HOHE LUFTpost – Trump und Sarkasmus

HOHE LUFTpost vom 19.08.2016: Trump und Sarkasmus Ich muss noch mal auf Donald Trump zurückkommen, den erstaunlichen Präsidentschaftskandidaten der amerikanischen Republikaner. Letzte Woche sagte er in einer Rede den Satz: »Präsident Obama ist der Gründer von ISIS.« Diese Aussage ist natürlich absurd – was nicht überraschend ist bei Trump. Überraschend ist allerdings, dass der sonst so beharrliche Trump später zurückruderte: »Offensichtlich war das Sarkasmus«, verteidigte er sich.
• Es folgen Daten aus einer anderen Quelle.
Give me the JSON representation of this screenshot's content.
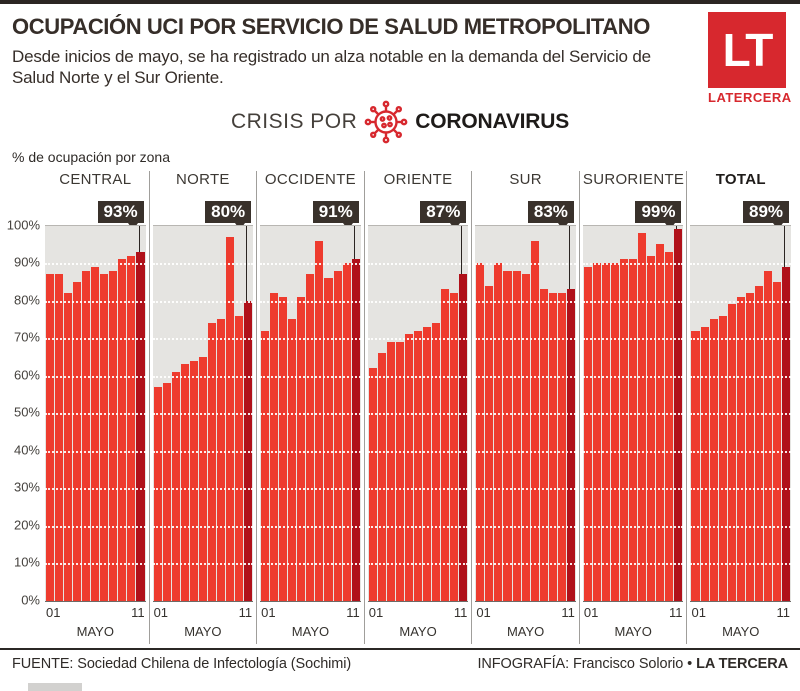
{
  "colors": {
    "bar": "#ee3b2e",
    "bar_final": "#b0111a",
    "badge_bg": "#39312b",
    "plot_bg": "#e5e4e1",
    "logo_red": "#d7282e",
    "text_dark": "#362e29"
  },
  "header": {
    "title": "OCUPACIÓN UCI POR SERVICIO DE SALUD METROPOLITANO",
    "subtitle": "Desde inicios de mayo, se ha registrado un alza notable en la demanda del Servicio de Salud Norte y el Sur Oriente.",
    "logo_text": "LT",
    "logo_caption": "LATERCERA"
  },
  "banner": {
    "light": "CRISIS POR",
    "bold": "CORONAVIRUS",
    "icon": "virus-icon"
  },
  "axis_note": "% de ocupación por zona",
  "y_ticks": [
    "100%",
    "90%",
    "80%",
    "70%",
    "60%",
    "50%",
    "40%",
    "30%",
    "20%",
    "10%",
    "0%"
  ],
  "x_axis": {
    "first": "01",
    "last": "11",
    "month": "MAYO"
  },
  "footer": {
    "source": "FUENTE: Sociedad Chilena de Infectología (Sochimi)",
    "credit": "INFOGRAFÍA: Francisco Solorio • ",
    "credit_bold": "LA TERCERA"
  },
  "chart_data": {
    "type": "bar",
    "x": [
      1,
      2,
      3,
      4,
      5,
      6,
      7,
      8,
      9,
      10,
      11
    ],
    "x_first_label": "01",
    "x_last_label": "11",
    "xlabel": "MAYO",
    "ylabel": "% de ocupación por zona",
    "ylim": [
      0,
      100
    ],
    "grid": "white dotted horizontal every 10%",
    "legend": "none",
    "panels": [
      {
        "name": "CENTRAL",
        "bold": false,
        "final_label": "93%",
        "values": [
          87,
          87,
          82,
          85,
          88,
          89,
          87,
          88,
          91,
          92,
          93
        ]
      },
      {
        "name": "NORTE",
        "bold": false,
        "final_label": "80%",
        "values": [
          57,
          58,
          61,
          63,
          64,
          65,
          74,
          75,
          97,
          76,
          80
        ]
      },
      {
        "name": "OCCIDENTE",
        "bold": false,
        "final_label": "91%",
        "values": [
          72,
          82,
          81,
          75,
          81,
          87,
          96,
          86,
          88,
          90,
          91
        ]
      },
      {
        "name": "ORIENTE",
        "bold": false,
        "final_label": "87%",
        "values": [
          62,
          66,
          69,
          69,
          71,
          72,
          73,
          74,
          83,
          82,
          87
        ]
      },
      {
        "name": "SUR",
        "bold": false,
        "final_label": "83%",
        "values": [
          90,
          84,
          90,
          88,
          88,
          87,
          96,
          83,
          82,
          82,
          83
        ]
      },
      {
        "name": "SURORIENTE",
        "bold": false,
        "final_label": "99%",
        "values": [
          89,
          90,
          90,
          90,
          91,
          91,
          98,
          92,
          95,
          93,
          99
        ]
      },
      {
        "name": "TOTAL",
        "bold": true,
        "final_label": "89%",
        "values": [
          72,
          73,
          75,
          76,
          79,
          81,
          82,
          84,
          88,
          85,
          89
        ]
      }
    ]
  }
}
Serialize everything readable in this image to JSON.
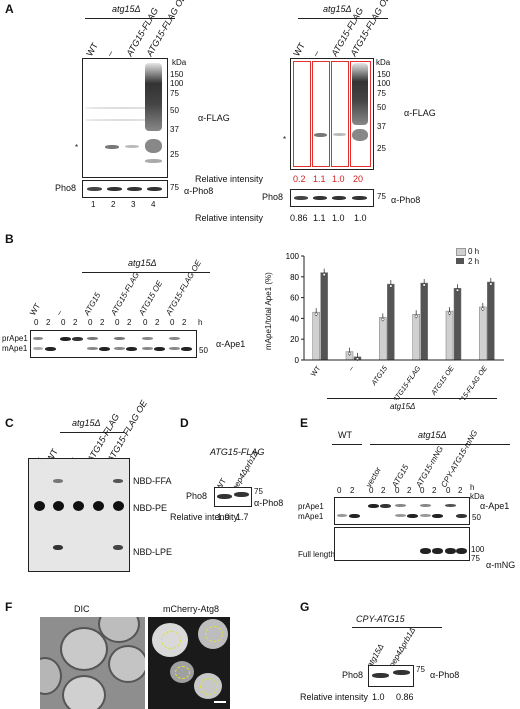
{
  "panels": {
    "A": {
      "label": "A",
      "group": "atg15Δ",
      "lanes_left": [
        "WT",
        "–",
        "ATG15-FLAG",
        "ATG15-FLAG OE"
      ],
      "lanes_right": [
        "WT",
        "–",
        "ATG15-FLAG",
        "ATG15-FLAG OE"
      ],
      "kda": "kDa",
      "markers": [
        "150",
        "100",
        "75",
        "50",
        "37",
        "25"
      ],
      "antibody_top": "α-FLAG",
      "antibody_bottom": "α-Pho8",
      "pho8_label": "Pho8",
      "pho8_marker": "75",
      "asterisk": "*",
      "lane_numbers": [
        "1",
        "2",
        "3",
        "4"
      ],
      "relative_intensity_label": "Relative intensity",
      "flag_intensity": [
        "0.2",
        "1.1",
        "1.0",
        "20"
      ],
      "pho8_intensity": [
        "0.86",
        "1.1",
        "1.0",
        "1.0"
      ]
    },
    "B": {
      "label": "B",
      "group": "atg15Δ",
      "lanes": [
        "WT",
        "–",
        "ATG15",
        "ATG15-FLAG",
        "ATG15 OE",
        "ATG15-FLAG OE"
      ],
      "timepoints": [
        "0",
        "2",
        "0",
        "2",
        "0",
        "2",
        "0",
        "2",
        "0",
        "2",
        "0",
        "2"
      ],
      "h": "h",
      "bands": [
        "prApe1",
        "mApe1"
      ],
      "marker": "50",
      "antibody": "α-Ape1",
      "legend": [
        "0 h",
        "2 h"
      ]
    },
    "C": {
      "label": "C",
      "group": "atg15Δ",
      "lanes": [
        "–",
        "WT",
        "–",
        "ATG15-FLAG",
        "ATG15-FLAG OE"
      ],
      "spots": [
        "NBD-FFA",
        "NBD-PE",
        "NBD-LPE"
      ]
    },
    "D": {
      "label": "D",
      "title": "ATG15-FLAG",
      "lanes": [
        "WT",
        "pep4Δprb1Δ"
      ],
      "protein": "Pho8",
      "marker": "75",
      "antibody": "α-Pho8",
      "relative_intensity_label": "Relative intensity",
      "intensity": [
        "1.0",
        "1.7"
      ]
    },
    "E": {
      "label": "E",
      "wt": "WT",
      "group": "atg15Δ",
      "lanes": [
        "vector",
        "ATG15",
        "ATG15-mNG",
        "CPY-ATG15-mNG"
      ],
      "timepoints": [
        "0",
        "2",
        "0",
        "2",
        "0",
        "2",
        "0",
        "2",
        "0",
        "2"
      ],
      "h": "h",
      "kda": "kDa",
      "bands": [
        "prApe1",
        "mApe1"
      ],
      "marker_ape": "50",
      "antibody_ape": "α-Ape1",
      "full_length": "Full length",
      "markers_mng": [
        "100",
        "75"
      ],
      "antibody_mng": "α-mNG"
    },
    "F": {
      "label": "F",
      "titles": [
        "DIC",
        "mCherry-Atg8"
      ]
    },
    "G": {
      "label": "G",
      "title": "CPY-ATG15",
      "lanes": [
        "atg15Δ",
        "pep4Δprb1Δ"
      ],
      "protein": "Pho8",
      "marker": "75",
      "antibody": "α-Pho8",
      "relative_intensity_label": "Relative intensity",
      "intensity": [
        "1.0",
        "0.86"
      ]
    }
  },
  "chart_data": {
    "type": "bar",
    "ylabel": "mApe1/total Ape1 (%)",
    "ylim": [
      0,
      100
    ],
    "yticks": [
      "0",
      "20",
      "40",
      "60",
      "80",
      "100"
    ],
    "categories": [
      "WT",
      "–",
      "ATG15",
      "ATG15-FLAG",
      "ATG15 OE",
      "ATG15-FLAG OE"
    ],
    "group_label": "atg15Δ",
    "series": [
      {
        "name": "0 h",
        "values": [
          46,
          8,
          41,
          44,
          47,
          51
        ],
        "color": "#d0d0d0"
      },
      {
        "name": "2 h",
        "values": [
          84,
          3,
          73,
          74,
          69,
          75
        ],
        "color": "#555555"
      }
    ]
  }
}
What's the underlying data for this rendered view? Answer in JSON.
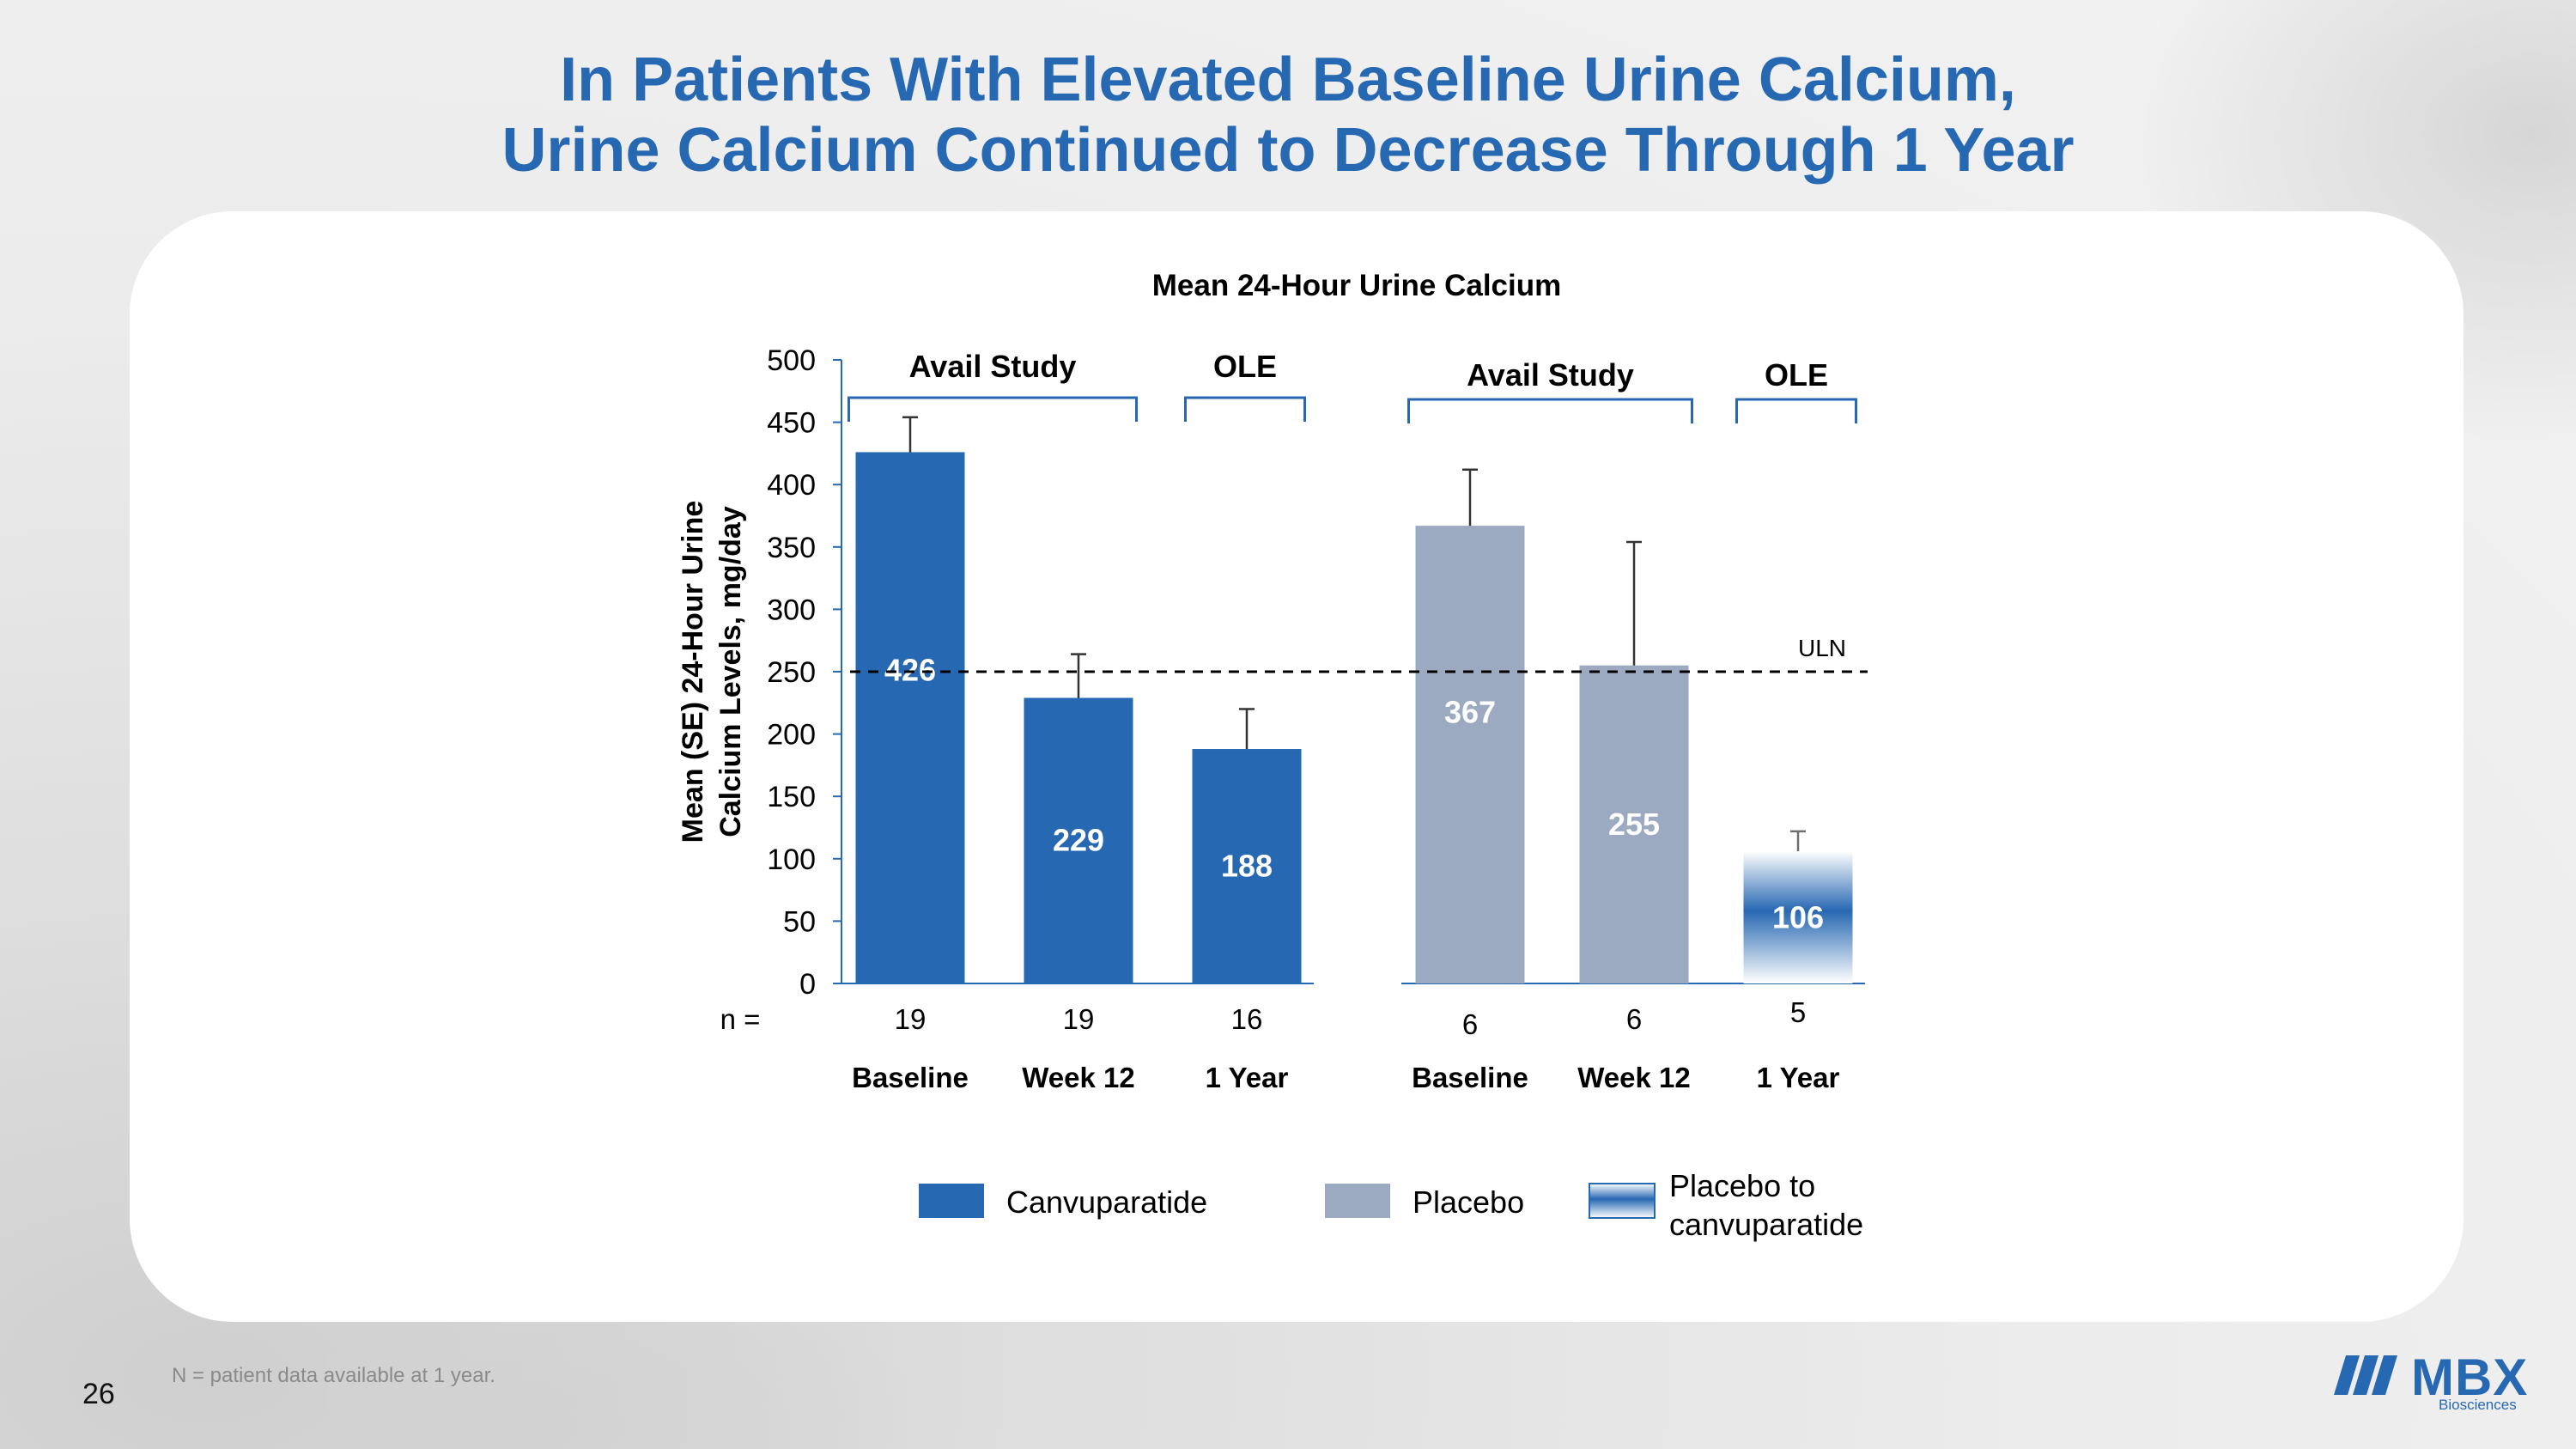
{
  "slide": {
    "title_line1": "In Patients With Elevated Baseline Urine Calcium,",
    "title_line2": "Urine Calcium Continued to Decrease Through 1 Year",
    "page_number": "26",
    "footnote": "N = patient data available at 1 year.",
    "logo": {
      "text": "MBX",
      "subtext": "Biosciences",
      "color": "#2768b2"
    }
  },
  "chart_data": {
    "type": "bar",
    "title": "Mean 24-Hour Urine Calcium",
    "ylabel": "Mean (SE) 24-Hour Urine Calcium Levels, mg/day",
    "ylabel_lines": [
      "Mean (SE) 24-Hour Urine",
      "Calcium Levels, mg/day"
    ],
    "ylim": [
      0,
      500
    ],
    "yticks": [
      0,
      50,
      100,
      150,
      200,
      250,
      300,
      350,
      400,
      450,
      500
    ],
    "n_label": "n =",
    "reference_line": {
      "label": "ULN",
      "value": 250,
      "style": "dashed"
    },
    "groups": [
      {
        "brackets": [
          {
            "label": "Avail Study",
            "span": [
              "Baseline",
              "Week 12"
            ]
          },
          {
            "label": "OLE",
            "span": [
              "1 Year"
            ]
          }
        ],
        "bars": [
          {
            "category": "Baseline",
            "value": 426,
            "error_upper": 454,
            "n": "19",
            "series": "Canvuparatide"
          },
          {
            "category": "Week 12",
            "value": 229,
            "error_upper": 264,
            "n": "19",
            "series": "Canvuparatide"
          },
          {
            "category": "1 Year",
            "value": 188,
            "error_upper": 220,
            "n": "16",
            "series": "Canvuparatide"
          }
        ]
      },
      {
        "brackets": [
          {
            "label": "Avail Study",
            "span": [
              "Baseline",
              "Week 12"
            ]
          },
          {
            "label": "OLE",
            "span": [
              "1 Year"
            ]
          }
        ],
        "bars": [
          {
            "category": "Baseline",
            "value": 367,
            "error_upper": 412,
            "n": "6",
            "series": "Placebo"
          },
          {
            "category": "Week 12",
            "value": 255,
            "error_upper": 354,
            "n": "6",
            "series": "Placebo"
          },
          {
            "category": "1 Year",
            "value": 106,
            "error_upper": 122,
            "n": "5",
            "series": "Placebo to canvuparatide"
          }
        ]
      }
    ],
    "legend": [
      {
        "name": "Canvuparatide",
        "color": "#2768b2"
      },
      {
        "name": "Placebo",
        "color": "#9ba9c1"
      },
      {
        "name": "Placebo to canvuparatide",
        "name_lines": [
          "Placebo to",
          "canvuparatide"
        ],
        "color_top": "#ffffff",
        "color_bottom": "#2768b2"
      }
    ],
    "legend_position": "bottom",
    "grid": false
  }
}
Nur Trump selbst weiß, wie er es wirklich gemeint hatte. Aus anderer Perspektive jedoch war der Sarkasmus nicht zu erkennen. Sarkasmus und Ironie sind nur erkennbar auf einem Hintergrund solider, glaubwürdiger Aussagen – und der fehlt bei Trump. – Tobias Hürter

Das schöne Motto und das wahre Motto

Eigentlich lässt mich Olympia eher kalt. Aber »Dabei sein ist alles« – dieser olympische Gedanke klingt so sympathisch, so nahbar, so versöhnend! Schließlich geht es schon sonst genügend um maximale Effizienz, ums Gewinnen, darum, um jeden Preis immer noch besser zu sein. Bei Olympia steht hingegen seit Jahrhunderten der Sport im Mittelpunkt, die körperliche Ertüchtigung, der Spaß an Bewegung und herausragendem Können. Hier wird einem noch vermittelt, dass es auch in Ordnung ist, mal ohne Medaille nach Hause zu gehen. Ein Trost für alle, die bei den Bundesjugendspielen zu Schulzeiten auch nur eine Teilnehmerurkunde gewinnen konnten. Schließlich kommt es darauf an, Teil eines großen Ganzen zu sein. Sich gemeinsam anzustrengen – aus Spaß, nicht aus übersteigertem Ehrgeiz. An Olympia wird zwar viel kritisiert, wie die hohe finanzielle Belastung und es wird von Korruption und Doping gesprochen. Doch vielleicht brauchen wir die olympische Idee heute dennoch dringender als je zuvor! Wie bitte? Das offizielle Motto von Olympia geht ganz anders? »Schneller, höher, stärker«? Achso. Ja dann… – Greta Lührs

Die Faszination des Hässlichen

Kolumne »Schöne Gedanken« Das Schöne fasziniert und bannt uns. Erstaunlicherweise gilt das auch für das Gegenteil des Schönen: das Hässliche. Der Blobfisch, der als das hässlichste Tier der irdischen Biosphäre gilt, übt eine ganz eigene Faszination auf den Betrachter aus. Auch Kunstwerke wie die Gemälde von den »schreienden Päpsten« von Francis Bacon – sie gehören zu Bacons höchstgehandelten Werken – beeindrucken vor allem durch ihre Hässlichkeit. Die Ästhetik des Hässlichen und die des Schönen treffen sich in den Extremen. Vielleicht kann man sogar sagen: Auch perfekte Hässlichkeit ist Schönheit. – Tobias Hürter

Na logisch! Das Argument ex silentio

Daniel-Pascal Zorn schreibt in seiner Kolumne »Na logisch!« über Rhetorik, Logik und Argumentationstheorie. Heute: Wer schweigt, stimmt zu – Das Argument ex silentio In aktuellen politischen Debatten ist immer wieder die Rede von einer „schweigenden Mehrheit“. Diese Mehrheit scheint stets, ohne Klage oder Widerspruch, dieselbe Meinung zu vertreten wie derjenige, der sich auf sie beruft. Auch auf die Frage, warum die Mehrheit schweigt, gibt es eine Antwort. Sie schweigt, weil sie sich nicht traut, ihre eigentliche Meinung zu sagen.